At the restaurant where we did not eat, there is a table near the kitchen doors. It is not the best table in the house, nor is it the worst even though normally the table by the kitchen doors is one of those two things. On a scale of 1 to 23, 23 being the best and the total number of tables in the restaurant except during special occasions, banquets, or large parties where the smaller tables are pushed together, though not particularly well as all of the tables are of slightly ununiform height and width, the table by the kitchen doors ranks at an 11. It is always an 11, even when the total number of tables in the restaurant changes, as per the aforementioned events. Even when there are 2 tables in the restuarant, or 37, the table by the kitchen doors ranks, will rank, has always ranked an 11. It is just that kind of table.
The 11 table is not a favorite of regular patrons, nor of irregular patrons. It does, however, have a regular set of customers: two women and one man, who always begin their meal with the following conversation.
Woman 1: I think I heard this is the building where Voltaire died.
Woman 2: I think I heard the same.
Man: Lets not have the soup.
The second woman believes there used to be more to the Man’s comment. She believes when they first had this conversation they speculated on how Voltaire had died, what his last meal must have been, and the man came up with a less than amusing comment about not eating the same thing for fear of dying of the same affliction even though Voltaire had died in the late 18th century and so even if they could speculate that Voltaire had eaten in this restaurant, had contracted some terrible malady from the cuisine, and had in fact died from the same, the meal, the cooks, the ingredients, the farms from which those ingredients originated would not, could not, and could never be in any way related so has to reproduce the same sequence of events in them, three patrons at the eleventh ranked table by the kitchen doors.
The first woman believes that the Man’s comment is a confession. ‘Lets not have the soup’ is his way of telling the woman that he is thinking of going back to his wife and they should no longer continue their affair, though by dessert he will have changed his mind and order the sorbet, which he will allow to melt slowly while contemplating how he will most efficiently remove his trouser socks.

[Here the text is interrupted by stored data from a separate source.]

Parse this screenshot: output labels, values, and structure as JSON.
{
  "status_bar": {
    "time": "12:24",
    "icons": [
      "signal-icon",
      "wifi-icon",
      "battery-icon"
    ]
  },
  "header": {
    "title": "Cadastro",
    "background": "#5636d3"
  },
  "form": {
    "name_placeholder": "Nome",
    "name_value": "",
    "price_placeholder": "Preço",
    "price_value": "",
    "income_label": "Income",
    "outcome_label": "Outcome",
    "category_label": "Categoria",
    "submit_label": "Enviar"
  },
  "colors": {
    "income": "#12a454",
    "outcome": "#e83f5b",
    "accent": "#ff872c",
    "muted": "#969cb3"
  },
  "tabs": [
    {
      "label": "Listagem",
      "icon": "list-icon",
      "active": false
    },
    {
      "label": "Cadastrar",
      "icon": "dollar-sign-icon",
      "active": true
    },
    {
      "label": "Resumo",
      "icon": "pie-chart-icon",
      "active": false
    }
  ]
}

The first woman also wonders if the second woman is having the soup. If she is, the first woman will spit in it when she’s not looking.
The man is allergic to peas.
At some point in the evening, though they do not know when, one of the waiters will spill something into the first woman’s lap and their meal will be comp’d. This is the reason they always ask for the table. This is the only reason they ask for this table.
Often it is soup that the waiter spills into the first woman’s lap and the man will say “See, I told you we shouldn’t have the soup” but no one will be listening as the waiter tries to lift tomato stains from the woman’s blouse with a warm dishcloth, the manager mutters his apologies and insists that their meal will be free, and the second woman thinks about how much she would like to move to Tuscany.
The waiter, who is always fired after the incident, but rehired the next morning because he is the manager’s nephew, is in love with the first woman and always spills things into her lap on purpose. She reminds him of the way water sounds falling on tin: loud and plinking but somehow smooth. She reminds him of his high school history classes: Cannae and defenestration. She reminds him of the number 11.
If she sat somewhere else, his crush on her would surely vanish. She would go back to being an ordinary patron in an ordinary restaurant and so he must continuously spill things into her laps so she and her companions will be convinced to come back to this table again and again.
He does not have a plan to woo or win her, just like the man does not ever contemplate returning to his wife. So long as they are content in their roles they will play them, just like the second woman will laugh at what she thinks she remembers is the man’s echo of a bad joke, and the first woman will lean a little forward in her chair when she sees the waiter coming, and the manager will fire and rehire his nephew,
until the table by the kitchen doors decides it would rather be a 12 and moves itself three inches to the left. Sometimes, that is all it takes.